Fui CEO da Quinta da Bacalhoa. A ideia era ficar a gerir os vinhos da empresa para que para que a família se pudesse dedicar aos outros projetos.
Como é que correu?
Acabaram por não necessitar de se afastar e a minha função tornou-se um pouco obsoleta. Sentia que não era uma mais-valia para a empresa e creio que foi entendido por todos. Ao fim de um ano, acabei por sair.
E como foi a relação com Jo Bernardo?
Tivemos uma relação cordial com altos e baixos. Muito bem no início e se calhar um pouco menos calorosa na parte final. Como anunciei a minha saída recebi vários desafios e convites e um deles foi precisamente a Vini Portugal. Candidatei-me, mas sabendo de antemão que já tinha alguns associados que me iriam apoiar e que estariam por trás da minha candidatura. Acabei por vencer o concurso por unanimidade.
Diferente do IVV?
É uma associação interprofissional, mas privada, portanto aqui os associados são associações e confederações do setor dos vinhos que representam o comércio e a produção e tem como principal função, e poderá ter muitas mais, a promoção dos vinhos de Portugal no mundo tentando valorizar a imagem e as nossas exportações. Mas é um trabalho muito mais de representação do setor no estrangeiro, de relações públicas, quase como um embaixador dos vinhos portugueses. Mas que gosto bastante. Cumpri três anos, vou no segundo mandato e creio que também me adaptei relativamente bem.
Há uns anos os estrangeiros nem sequer sabiam que o vinho do Porto vinha de Portugal. Isso mudou?

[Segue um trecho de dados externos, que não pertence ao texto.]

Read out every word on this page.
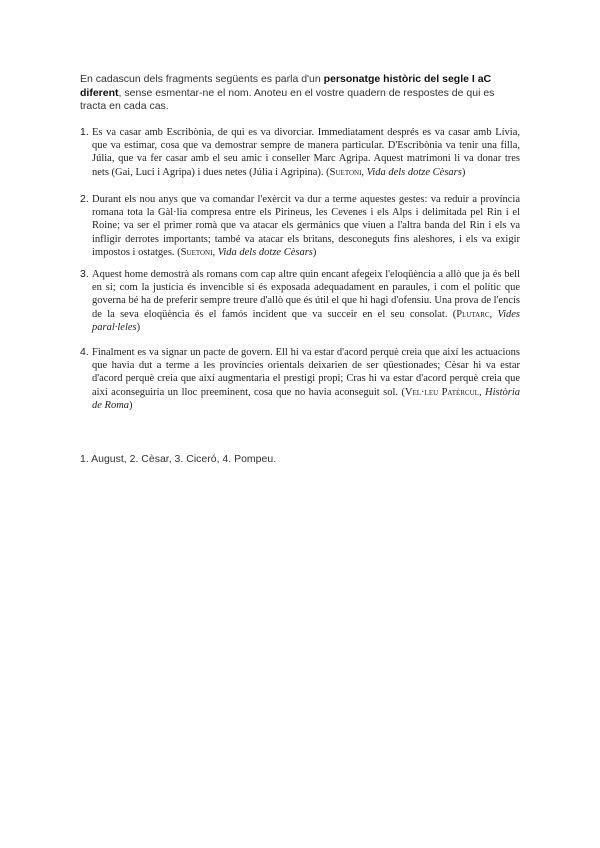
En cadascun dels fragments següents es parla d'un personatge històric del segle I aC diferent, sense esmentar-ne el nom. Anoteu en el vostre quadern de respostes de qui es tracta en cada cas.

1. Es va casar amb Escribònia, de qui es va divorciar. Immediatament després es va casar amb Lívia, que va estimar, cosa que va demostrar sempre de manera particular. D'Escribònia va tenir una filla, Júlia, que va fer casar amb el seu amic i conseller Marc Agripa. Aquest matrimoni li va donar tres nets (Gai, Luci i Agripa) i dues netes (Júlia i Agripina). (Suetoni, Vida dels dotze Cèsars)
2. Durant els nou anys que va comandar l'exèrcit va dur a terme aquestes gestes: va reduir a província romana tota la Gàl·lia compresa entre els Pirineus, les Cevenes i els Alps i delimitada pel Rin i el Roine; va ser el primer romà que va atacar els germànics que viuen a l'altra banda del Rin i els va infligir derrotes importants; també va atacar els britans, desconeguts fins aleshores, i els va exigir impostos i ostatges. (Suetoni, Vida dels dotze Cèsars)
3. Aquest home demostrà als romans com cap altre quin encant afegeix l'eloqüència a allò que ja és bell en si; com la justícia és invencible si és exposada adequadament en paraules, i com el polític que governa bé ha de preferir sempre treure d'allò que és útil el que hi hagi d'ofensiu. Una prova de l'encís de la seva eloqüència és el famós incident que va succeir en el seu consolat. (Plutarc, Vides paral·leles)
4. Finalment es va signar un pacte de govern. Ell hi va estar d'acord perquè creia que així les actuacions que havia dut a terme a les províncies orientals deixarien de ser qüestionades; Cèsar hi va estar d'acord perquè creia que així augmentaria el prestigi propi; Cras hi va estar d'acord perquè creia que així aconseguiria un lloc preeminent, cosa que no havia aconseguit sol. (Vel·leu Patèrcul, Història de Roma)

1. August, 2. Cèsar, 3. Ciceró, 4. Pompeu.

Mudou radicalmente. Era muito comum ir à China e ir aos Estados Unidos e vários países e as pessoas não saberem que Portugal tinha vinhos. Diziam que "Port" era um estilo feito nos Estados Unidos e África do Sul. Agora a diferença é abissal.
No fundo, é o trabalho da Vini Portugal…
Conta muito o que a Vini Portugal tem feito. Temos muito trabalho invisível como o contacto com jornalistas internacionais para que cada vez mais se fale de Portugal e para que depois essa mensagem chegue ao consumidor. Há muito trabalho ainda a fazer para que nós consigamos ter o reconhecimento que merecemos.
Como "vendem" o vinho? Blends, com pouca produção e muita qualidade?
A imagem que tem vindo a ser vendida e muito bem, a meu ver, é a diversidade. Somos um país muito pequeno, mas com uma variedade interna gigante. Andamos uma hora ou menos, as castas mudam, o clima, o sol, tudo muda. E falamos em vinhos de lote e gastronómicos.
Ainda falta o preço…
O nosso problema é claramente o preço. Temos vindo a crescer muito, temos o objetivo de chegar este ano aos mil milhões, mas tem de ser assente na subida do preço médio. Não temos muita capacidade para aumentar muito em volume, mas precisamos de valorizar o produto. Na Vini Portugal estamos a posicionar o país de maneira que as pessoas estejam dispostas a pagar mais para ter um vinho português.
Há crescimento?
Os nossos vinhos têm vindo a crescer em termos de preço médio e verificamos que nos países onde estamos a trabalhar Portugal começa a ser conhecido como país produtor de qualidade. Está a crescer mais e melhor do que os outros. Queremos mais? Queremos. Estamos insatisfeitos? Estamos.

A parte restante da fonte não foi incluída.